Costa Rica has set a Feb. 4 date for a second airlift of Cuban migrants who have been stranded for over two months at the country’s northern border with Nicaragua, officials said Monday.

Costa Rica’s immigration agency announced the next flight will ferry 184 Cubans to El Salvador, from where they will continue by land north toward the United States. Costa Rican authorities were contacting those on the list to let them know what documents they will need to present.

The migrants are responsible for the cost of the air bridge: $555 per adult, plus $75 total for Salvadoran and Guatemalan visas. The travel cost is $350 for children between 2 and 12 years old, and $150 for those under the age of 2.

After the flight is filled up, “we will immediately begin to prepare the next one,” immigration agency director Kathya Rodriguez said.

Thousands of Cuban migrants have been stuck in Costa Rica since Nicaragua closed its southern border to them Nov. 14.

The Cubans say their goal is to reach the United States, where favorable immigration policies allow them to remain and apply for residency.
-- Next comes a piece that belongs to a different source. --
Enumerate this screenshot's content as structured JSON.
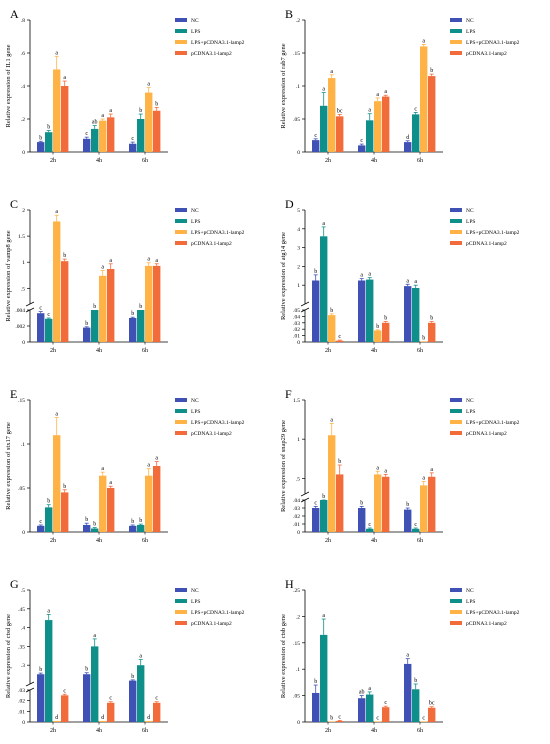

The U.S. rules irk Havana, which says they foment brain drain and encourage islanders to attempt risky migration routes. Backers of the policies say they offer refuge to people fleeing Cuba’s communist system.

The first airlift took place Jan. 12 from Costa Rica to El Salvador, leapfrogging Nicaragua. The migrants then traveled by bus through Guatemala and into southern Mexico, where authorities issued them 20-day transit visas to reach the United States.